There are many reasons to salute 89-year-old US investor Warren Buffett besides the size of his accumulated fortune — $90 billion at last count — and his declared intention to give almost all of it to charity. I’ve always liked his remark that money ‘can’t change how many people love you’ and admired the mix of optimism, amiability and frankness in his annual letters to shareholders of Berkshire Hathaway, the holding company that has returned more than 20 percent compounded annual growth since 1965, double that of the S&P 500 index.

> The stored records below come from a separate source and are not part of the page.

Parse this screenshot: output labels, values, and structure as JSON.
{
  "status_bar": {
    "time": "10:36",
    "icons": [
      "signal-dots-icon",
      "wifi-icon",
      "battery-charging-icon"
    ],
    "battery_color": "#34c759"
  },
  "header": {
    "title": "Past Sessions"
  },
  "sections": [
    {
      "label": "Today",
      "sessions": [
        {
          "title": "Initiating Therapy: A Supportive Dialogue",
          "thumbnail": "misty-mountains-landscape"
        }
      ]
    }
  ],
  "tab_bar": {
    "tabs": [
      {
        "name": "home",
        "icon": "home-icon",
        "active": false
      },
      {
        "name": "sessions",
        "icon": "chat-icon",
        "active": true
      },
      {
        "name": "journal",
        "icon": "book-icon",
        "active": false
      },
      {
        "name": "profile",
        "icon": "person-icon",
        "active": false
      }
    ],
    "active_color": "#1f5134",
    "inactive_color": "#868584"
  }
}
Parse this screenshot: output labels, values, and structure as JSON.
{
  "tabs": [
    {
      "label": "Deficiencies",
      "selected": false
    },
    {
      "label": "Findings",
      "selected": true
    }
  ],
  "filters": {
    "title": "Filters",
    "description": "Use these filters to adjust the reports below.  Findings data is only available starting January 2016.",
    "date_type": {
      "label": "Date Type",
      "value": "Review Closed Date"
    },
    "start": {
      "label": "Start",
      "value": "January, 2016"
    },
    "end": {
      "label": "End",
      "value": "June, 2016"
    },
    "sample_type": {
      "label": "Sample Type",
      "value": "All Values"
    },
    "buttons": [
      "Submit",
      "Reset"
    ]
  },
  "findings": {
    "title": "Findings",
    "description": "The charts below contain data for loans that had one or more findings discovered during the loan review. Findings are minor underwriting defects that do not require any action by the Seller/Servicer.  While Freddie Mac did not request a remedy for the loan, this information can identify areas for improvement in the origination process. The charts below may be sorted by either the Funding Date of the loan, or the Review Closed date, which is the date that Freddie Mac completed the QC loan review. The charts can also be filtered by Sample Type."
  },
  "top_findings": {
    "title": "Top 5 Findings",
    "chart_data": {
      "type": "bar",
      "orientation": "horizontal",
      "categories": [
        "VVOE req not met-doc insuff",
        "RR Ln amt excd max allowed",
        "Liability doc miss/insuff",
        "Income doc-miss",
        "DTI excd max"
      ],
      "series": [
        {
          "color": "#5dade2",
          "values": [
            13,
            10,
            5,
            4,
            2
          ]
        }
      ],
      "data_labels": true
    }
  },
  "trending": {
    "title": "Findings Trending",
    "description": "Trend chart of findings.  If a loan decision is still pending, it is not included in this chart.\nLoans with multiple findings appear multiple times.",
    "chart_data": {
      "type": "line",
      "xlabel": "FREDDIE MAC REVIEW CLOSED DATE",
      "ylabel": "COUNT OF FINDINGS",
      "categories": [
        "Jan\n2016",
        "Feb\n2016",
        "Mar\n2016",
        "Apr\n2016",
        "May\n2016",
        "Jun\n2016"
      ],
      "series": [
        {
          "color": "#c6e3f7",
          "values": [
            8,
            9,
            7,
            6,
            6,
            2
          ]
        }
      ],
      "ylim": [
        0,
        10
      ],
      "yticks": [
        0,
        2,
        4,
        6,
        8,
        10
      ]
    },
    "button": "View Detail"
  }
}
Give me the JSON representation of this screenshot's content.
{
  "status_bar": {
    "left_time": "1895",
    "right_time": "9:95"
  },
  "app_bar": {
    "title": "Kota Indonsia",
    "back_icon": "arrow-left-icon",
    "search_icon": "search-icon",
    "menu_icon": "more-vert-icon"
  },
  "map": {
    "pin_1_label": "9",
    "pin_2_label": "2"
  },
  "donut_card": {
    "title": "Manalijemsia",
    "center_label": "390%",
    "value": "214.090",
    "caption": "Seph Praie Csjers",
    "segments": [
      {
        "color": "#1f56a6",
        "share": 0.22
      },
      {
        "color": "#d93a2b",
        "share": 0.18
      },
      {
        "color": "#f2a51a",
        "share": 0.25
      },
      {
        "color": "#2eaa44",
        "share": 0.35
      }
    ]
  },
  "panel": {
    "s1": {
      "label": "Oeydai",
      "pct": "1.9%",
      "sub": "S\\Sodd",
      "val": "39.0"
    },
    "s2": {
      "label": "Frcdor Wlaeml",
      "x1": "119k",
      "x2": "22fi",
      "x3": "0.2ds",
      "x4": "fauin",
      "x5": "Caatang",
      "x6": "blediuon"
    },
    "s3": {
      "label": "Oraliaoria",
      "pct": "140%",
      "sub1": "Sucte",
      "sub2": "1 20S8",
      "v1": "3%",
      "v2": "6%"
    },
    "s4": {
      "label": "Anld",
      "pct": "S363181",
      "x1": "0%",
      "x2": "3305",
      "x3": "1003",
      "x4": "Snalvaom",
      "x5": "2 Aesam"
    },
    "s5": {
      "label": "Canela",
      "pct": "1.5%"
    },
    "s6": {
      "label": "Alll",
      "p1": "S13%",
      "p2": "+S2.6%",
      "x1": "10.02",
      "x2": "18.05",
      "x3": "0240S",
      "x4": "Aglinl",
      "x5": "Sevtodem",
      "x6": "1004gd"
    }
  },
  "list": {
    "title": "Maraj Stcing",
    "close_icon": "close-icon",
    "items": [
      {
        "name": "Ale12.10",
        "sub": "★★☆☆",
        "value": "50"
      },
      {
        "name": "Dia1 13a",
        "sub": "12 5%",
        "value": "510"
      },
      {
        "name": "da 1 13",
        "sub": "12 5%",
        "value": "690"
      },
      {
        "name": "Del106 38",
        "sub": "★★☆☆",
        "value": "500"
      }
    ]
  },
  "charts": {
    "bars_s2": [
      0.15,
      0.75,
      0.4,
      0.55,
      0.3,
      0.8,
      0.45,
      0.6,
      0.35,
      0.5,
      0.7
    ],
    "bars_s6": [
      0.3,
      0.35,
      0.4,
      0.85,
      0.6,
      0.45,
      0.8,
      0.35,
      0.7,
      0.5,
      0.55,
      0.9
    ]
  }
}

This year he was frank about his own life expectancy — ‘Charlie and I long ago entered the urgent zone,’ he said, referring to his 96-year-old business partner Charlie Munger — and about the difficulty of finding companies they would like to acquire, which must meet criteria that include being run by ‘able and honest managers’. Instead he and Charlie have simply ridden the ‘fickle stock market’, buying smaller stakes and clocking up $54 billion in unrealized gains for last year but underperforming recent indices because they shun the hot tech stocks that Buffett says he doesn’t understand. Making an exception for Apple, which he calls ‘probably the best business I know in the world’, he prefers banks, insurers, railroads and established consumer brands.

In interviews this week he also reminded investors not to panic-sell in reaction to ‘today’s headlines’, but ‘if it gives you a chance to buy something you like even cheaper, then it’s your good luck’. I look forward to next year’s Buffett bulletin, putting this year’s coronavirus market scare into longer-term perspective.